Meski Tanggal Merah Guru-guru di Pakidulan ini Tetap Masuk Kelas Mengikuti Pelatihan Kurtilas
Mungkin hanya di Cianjur Selatan saja para guru tetap "belajar" meski Kamis, 25 Mei ini jelas-jelas tanggal merah alias Hari Libur Nasional? Rajin amat ya bapak-bapak serta ibu-ibu honorer dan PNS ini.
Masih untung (mungkin) guru-guru yang diharuskan "belajar" itu di KTP nya tercantum agama: Islam. Dan mayoritas peserta pelatihan Kurtilas itu sepertinya memang Muslim.
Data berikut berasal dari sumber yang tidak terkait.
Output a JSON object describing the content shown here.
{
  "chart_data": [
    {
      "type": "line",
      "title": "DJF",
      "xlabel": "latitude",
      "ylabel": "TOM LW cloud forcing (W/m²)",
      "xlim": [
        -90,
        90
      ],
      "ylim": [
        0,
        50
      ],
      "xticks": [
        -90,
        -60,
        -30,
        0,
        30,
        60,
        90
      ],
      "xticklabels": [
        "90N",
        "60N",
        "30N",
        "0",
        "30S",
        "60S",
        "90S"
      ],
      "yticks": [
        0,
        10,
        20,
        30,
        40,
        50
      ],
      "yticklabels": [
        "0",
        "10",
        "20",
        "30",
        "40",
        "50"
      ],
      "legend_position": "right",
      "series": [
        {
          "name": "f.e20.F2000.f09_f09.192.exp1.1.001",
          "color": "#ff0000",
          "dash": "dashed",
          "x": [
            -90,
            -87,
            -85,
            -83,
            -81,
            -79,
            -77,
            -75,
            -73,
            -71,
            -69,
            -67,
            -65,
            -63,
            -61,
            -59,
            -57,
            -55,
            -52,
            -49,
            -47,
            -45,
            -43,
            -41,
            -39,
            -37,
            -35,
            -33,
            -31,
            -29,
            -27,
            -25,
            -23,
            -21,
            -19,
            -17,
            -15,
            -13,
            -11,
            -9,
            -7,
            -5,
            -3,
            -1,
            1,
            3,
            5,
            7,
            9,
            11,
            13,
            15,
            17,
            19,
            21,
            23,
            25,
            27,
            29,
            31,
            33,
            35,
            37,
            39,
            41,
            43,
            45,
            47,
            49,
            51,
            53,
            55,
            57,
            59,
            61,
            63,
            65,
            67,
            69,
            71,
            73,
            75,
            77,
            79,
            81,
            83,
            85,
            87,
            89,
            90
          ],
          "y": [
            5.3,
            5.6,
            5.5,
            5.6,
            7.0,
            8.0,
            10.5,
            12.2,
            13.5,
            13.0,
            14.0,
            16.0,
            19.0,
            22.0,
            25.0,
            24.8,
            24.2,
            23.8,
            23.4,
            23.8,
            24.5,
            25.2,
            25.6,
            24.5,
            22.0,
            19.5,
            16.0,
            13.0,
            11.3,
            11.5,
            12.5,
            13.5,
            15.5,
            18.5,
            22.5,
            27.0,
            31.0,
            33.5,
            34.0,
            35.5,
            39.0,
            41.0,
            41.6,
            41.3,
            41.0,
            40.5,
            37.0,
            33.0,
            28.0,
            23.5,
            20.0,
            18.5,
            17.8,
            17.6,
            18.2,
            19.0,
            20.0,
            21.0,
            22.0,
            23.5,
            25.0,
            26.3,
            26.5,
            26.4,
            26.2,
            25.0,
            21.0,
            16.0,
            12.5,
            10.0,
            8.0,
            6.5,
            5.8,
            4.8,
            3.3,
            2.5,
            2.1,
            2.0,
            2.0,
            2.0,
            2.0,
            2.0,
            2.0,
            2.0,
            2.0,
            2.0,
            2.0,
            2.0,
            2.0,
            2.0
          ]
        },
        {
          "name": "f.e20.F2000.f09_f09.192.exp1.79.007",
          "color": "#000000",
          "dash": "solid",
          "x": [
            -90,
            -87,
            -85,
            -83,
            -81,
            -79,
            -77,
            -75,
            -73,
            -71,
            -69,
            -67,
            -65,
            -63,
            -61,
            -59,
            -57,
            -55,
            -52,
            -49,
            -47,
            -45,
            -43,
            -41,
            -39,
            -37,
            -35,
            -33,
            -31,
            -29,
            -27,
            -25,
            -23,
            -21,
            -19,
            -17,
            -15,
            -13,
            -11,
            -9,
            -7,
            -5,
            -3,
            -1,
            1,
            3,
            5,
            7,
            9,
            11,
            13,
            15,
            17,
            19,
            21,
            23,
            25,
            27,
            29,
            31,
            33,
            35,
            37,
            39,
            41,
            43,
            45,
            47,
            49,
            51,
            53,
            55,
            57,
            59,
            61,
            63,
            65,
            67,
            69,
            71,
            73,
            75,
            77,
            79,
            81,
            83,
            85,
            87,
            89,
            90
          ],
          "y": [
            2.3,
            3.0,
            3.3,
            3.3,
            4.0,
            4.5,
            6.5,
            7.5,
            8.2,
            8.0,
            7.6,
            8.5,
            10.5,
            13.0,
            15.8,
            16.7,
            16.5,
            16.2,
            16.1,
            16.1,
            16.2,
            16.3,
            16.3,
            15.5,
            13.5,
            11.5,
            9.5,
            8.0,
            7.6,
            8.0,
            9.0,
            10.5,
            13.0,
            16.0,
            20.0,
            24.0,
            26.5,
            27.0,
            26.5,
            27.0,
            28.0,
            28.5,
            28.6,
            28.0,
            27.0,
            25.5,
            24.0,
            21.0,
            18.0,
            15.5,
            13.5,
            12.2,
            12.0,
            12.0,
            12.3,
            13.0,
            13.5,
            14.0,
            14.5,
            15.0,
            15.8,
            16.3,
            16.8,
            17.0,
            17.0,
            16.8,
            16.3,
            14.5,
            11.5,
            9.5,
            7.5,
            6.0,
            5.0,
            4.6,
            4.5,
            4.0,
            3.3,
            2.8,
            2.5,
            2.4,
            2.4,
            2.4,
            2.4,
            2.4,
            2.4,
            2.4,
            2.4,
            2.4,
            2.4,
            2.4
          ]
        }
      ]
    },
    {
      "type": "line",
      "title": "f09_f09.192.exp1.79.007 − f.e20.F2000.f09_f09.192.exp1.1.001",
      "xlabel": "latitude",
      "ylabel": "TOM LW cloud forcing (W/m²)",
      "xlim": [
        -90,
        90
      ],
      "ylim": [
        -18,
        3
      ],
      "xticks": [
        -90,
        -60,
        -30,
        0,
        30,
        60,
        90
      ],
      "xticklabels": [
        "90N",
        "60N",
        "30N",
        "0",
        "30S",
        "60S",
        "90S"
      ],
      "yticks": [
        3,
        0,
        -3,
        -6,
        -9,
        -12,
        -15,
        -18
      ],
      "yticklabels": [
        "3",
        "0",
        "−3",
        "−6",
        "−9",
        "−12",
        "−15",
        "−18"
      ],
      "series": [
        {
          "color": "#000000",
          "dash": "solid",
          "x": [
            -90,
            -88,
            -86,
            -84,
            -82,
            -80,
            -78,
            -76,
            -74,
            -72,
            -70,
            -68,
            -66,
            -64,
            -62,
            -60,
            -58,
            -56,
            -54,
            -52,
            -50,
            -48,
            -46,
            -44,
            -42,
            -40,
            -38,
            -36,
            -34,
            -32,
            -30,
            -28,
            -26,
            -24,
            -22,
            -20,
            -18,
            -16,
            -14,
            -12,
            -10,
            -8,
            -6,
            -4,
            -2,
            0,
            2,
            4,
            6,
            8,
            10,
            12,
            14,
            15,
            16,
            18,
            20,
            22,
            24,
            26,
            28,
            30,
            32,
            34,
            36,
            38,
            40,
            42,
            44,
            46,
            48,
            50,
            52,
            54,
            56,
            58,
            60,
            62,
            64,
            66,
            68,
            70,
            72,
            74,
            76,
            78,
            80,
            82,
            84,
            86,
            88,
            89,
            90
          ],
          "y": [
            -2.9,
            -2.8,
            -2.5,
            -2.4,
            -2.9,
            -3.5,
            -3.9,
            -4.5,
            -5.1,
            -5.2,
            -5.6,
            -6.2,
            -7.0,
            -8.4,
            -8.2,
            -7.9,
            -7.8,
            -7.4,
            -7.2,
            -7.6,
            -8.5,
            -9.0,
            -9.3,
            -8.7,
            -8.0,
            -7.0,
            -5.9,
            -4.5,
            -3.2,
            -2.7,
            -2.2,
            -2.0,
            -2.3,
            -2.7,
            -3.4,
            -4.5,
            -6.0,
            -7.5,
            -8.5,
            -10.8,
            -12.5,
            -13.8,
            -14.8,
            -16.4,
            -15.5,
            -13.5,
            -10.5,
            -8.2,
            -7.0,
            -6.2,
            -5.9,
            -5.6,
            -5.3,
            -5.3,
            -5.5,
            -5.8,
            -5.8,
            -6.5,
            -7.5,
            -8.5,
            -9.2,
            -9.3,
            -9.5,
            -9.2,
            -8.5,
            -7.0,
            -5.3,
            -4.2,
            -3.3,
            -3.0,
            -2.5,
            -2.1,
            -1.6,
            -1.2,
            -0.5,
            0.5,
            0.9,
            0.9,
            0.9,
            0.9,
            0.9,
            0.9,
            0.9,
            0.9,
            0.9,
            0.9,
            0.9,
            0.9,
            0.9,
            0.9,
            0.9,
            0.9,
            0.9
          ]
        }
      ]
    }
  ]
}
Coba kalau ada yang non muslim dan merayakan Hari Kenaikan Isa Almasih, apakah harus mengorbankan hari sakral itu hanya demi pemadatan pelatihan supaya saat bulan puasa nanti semua pelatihan itu selesai dan tinggal bernafas lega?
Di saat mayoritas pegawai negeri sipil menikmati masa libur tanggal merah, tidak demikian bagi sebagian Guru PNS dan honorer di Cianjur Selatan, karena Kamis 25 Â Mei 2017 ini yang bertepatan dengan Hari Libur Nasional Kenaikan Isa Almasih tetap diharuskan ikut pelatihan Kurtilas dengan lokasi yang cukup berjauhan (bukan di sekolah tempat mengajar).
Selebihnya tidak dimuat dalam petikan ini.